CITY OF SAN DIEGO v. ISOP THE CITY OF SAN DIEGO
07CV-0475 DMS (NLS)
The City of San Diego
Facts and Background:
The lawsuit for “insurance bad faith” arose out of ISOP’s failure to promptly and completely pay attorneys’ fees and costs incurred by the City in connection with its defense of three underlying actions filed by entities controlled by Roque De La Fuente II (De La Fuente Actions). The De La Fuente actions arose out of a 1986 Development Agreement between the City and De La Fuente, which he claimed the City breached. De La Fuente alleged, among other things, that the City allowed nonconforming, annoying and incompatible uses of several parcels of land and permitted heavy truck travel to travel through his property. De La Fuente further alleged that, as a result of the City’s alleged misconduct, he suffered property damage and personal injury, including millions of dollars in lost property value and bankruptcy.

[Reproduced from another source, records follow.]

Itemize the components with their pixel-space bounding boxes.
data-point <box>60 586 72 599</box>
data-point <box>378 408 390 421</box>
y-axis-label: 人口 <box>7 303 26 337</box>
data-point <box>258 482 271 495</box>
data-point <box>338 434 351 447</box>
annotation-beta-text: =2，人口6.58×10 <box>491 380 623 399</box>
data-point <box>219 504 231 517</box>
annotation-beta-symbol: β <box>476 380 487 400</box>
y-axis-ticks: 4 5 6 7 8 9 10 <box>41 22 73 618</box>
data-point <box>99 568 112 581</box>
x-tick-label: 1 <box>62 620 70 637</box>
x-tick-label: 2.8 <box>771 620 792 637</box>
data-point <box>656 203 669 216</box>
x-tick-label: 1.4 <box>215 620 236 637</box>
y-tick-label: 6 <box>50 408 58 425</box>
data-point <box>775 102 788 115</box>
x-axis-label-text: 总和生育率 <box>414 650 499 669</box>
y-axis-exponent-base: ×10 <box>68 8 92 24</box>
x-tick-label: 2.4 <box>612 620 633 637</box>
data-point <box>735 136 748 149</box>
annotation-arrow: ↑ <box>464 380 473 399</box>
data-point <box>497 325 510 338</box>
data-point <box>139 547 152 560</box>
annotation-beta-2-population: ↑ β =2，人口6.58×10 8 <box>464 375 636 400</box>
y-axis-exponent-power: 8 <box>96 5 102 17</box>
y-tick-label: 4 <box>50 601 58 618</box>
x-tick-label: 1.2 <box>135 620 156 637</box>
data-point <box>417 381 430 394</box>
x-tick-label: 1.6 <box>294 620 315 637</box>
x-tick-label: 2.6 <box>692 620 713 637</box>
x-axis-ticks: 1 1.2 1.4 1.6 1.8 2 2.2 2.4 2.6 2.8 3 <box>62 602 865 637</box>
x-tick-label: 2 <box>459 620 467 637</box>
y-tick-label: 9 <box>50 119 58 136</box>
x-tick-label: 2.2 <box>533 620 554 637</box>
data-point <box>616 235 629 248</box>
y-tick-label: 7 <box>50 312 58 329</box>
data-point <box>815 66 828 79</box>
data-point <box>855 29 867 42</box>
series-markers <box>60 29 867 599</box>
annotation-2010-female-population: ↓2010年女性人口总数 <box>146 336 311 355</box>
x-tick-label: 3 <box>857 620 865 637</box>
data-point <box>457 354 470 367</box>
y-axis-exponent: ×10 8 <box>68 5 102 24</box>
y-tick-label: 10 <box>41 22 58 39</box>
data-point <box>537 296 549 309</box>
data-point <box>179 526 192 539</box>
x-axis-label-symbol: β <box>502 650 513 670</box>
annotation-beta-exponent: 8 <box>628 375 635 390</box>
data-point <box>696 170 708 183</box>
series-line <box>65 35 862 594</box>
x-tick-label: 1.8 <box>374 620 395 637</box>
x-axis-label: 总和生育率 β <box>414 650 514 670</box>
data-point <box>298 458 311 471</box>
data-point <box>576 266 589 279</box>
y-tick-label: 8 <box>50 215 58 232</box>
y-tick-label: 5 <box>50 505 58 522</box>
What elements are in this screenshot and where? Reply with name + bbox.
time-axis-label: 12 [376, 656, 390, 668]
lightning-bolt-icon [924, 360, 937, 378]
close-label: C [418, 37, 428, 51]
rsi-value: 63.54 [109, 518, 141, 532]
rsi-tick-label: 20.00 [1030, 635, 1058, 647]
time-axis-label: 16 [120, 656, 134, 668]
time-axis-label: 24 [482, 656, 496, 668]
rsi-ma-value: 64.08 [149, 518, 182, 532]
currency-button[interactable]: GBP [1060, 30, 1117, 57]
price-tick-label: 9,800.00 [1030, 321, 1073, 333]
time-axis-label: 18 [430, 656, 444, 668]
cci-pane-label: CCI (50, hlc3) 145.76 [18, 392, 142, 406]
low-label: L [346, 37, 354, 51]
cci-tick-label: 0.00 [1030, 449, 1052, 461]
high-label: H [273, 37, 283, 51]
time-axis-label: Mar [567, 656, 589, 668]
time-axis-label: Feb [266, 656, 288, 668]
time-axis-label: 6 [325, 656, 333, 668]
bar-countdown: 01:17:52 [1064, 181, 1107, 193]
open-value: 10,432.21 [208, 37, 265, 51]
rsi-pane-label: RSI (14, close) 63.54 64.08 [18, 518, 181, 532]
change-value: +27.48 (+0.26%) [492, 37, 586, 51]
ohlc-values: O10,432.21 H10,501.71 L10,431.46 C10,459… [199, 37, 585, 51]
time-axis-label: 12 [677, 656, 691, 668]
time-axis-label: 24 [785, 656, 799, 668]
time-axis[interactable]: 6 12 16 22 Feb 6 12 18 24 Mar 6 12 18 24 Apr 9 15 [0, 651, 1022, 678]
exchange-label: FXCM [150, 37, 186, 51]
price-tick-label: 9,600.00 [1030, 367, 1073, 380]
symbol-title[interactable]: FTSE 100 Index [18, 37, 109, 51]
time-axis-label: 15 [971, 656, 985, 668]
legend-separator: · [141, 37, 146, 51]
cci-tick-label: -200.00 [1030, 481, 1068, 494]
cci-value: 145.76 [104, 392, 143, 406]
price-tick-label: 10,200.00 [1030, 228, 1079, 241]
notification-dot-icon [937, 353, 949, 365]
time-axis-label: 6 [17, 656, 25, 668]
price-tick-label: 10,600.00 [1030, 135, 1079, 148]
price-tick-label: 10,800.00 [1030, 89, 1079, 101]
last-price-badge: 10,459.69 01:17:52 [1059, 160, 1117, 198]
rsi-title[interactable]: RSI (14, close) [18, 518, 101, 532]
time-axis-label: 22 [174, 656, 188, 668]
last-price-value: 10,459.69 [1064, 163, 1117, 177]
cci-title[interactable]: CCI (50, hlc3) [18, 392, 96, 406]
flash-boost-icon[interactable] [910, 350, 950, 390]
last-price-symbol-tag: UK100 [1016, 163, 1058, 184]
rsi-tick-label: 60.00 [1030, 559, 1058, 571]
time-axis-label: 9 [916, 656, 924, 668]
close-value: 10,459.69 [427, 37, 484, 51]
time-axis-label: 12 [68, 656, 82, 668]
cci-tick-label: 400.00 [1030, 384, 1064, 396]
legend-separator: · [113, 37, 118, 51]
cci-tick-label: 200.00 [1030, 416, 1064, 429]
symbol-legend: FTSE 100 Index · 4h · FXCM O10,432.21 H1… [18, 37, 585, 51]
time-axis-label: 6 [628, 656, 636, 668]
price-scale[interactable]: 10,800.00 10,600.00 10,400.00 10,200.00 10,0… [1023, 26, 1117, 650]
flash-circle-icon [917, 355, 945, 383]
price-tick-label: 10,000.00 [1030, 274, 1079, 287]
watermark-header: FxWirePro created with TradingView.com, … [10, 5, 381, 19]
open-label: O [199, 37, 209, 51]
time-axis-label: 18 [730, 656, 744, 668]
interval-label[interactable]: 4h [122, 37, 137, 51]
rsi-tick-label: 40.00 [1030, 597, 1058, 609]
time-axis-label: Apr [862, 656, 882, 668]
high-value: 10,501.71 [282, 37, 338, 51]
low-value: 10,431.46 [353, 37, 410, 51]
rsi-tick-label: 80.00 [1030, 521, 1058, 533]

During the trial of the first underlying action, De La Fuente introduced evidence that, beginning in mid-1994, the City caused congestion, noise, dust, trespasses to the property and property damage by rerouting truck traffic bound for the Otay Mesa border crossing to the roads bordering his property. De La Fuente further introduced evidence that the trucks jumped curbs, hit signs, and created dirt roads through the park in efforts to escape the congestion. These facts gave rise to a potential for coverage under two ISOP policies (which included coverage for “property damage” and “personal injury” resulting from the “invasion of the right of private occupancy”), and a concomitant obligation on behalf of ISOP to promptly pay the City’s defense costs.
The City contended that ISOP disregarded the advice of its own counsel to promptly pay defense costs, refused to pay defense costs (including appellate fees) for well over one year, wrongfully refused to count well over $400,000 against the City’s self-insured retention, failed to investigate facts supporting coverage, failed to document its claims handling activities in the claim file and maintained a secret file which it initially failed to disclose or produce, failed to use a claims manual in violation of California law and repeatedly ignored the City’s communications.
ISOP denied each of the City’s contentions and asserted that it overpaid the City its defense costs.
Besides agreeing to pay the City $5.5 million in damages, ISOP is obligated to fund 80% of the City’s ongoing defense fees and 100% of the costs in the three underlying actions which are now on appeal.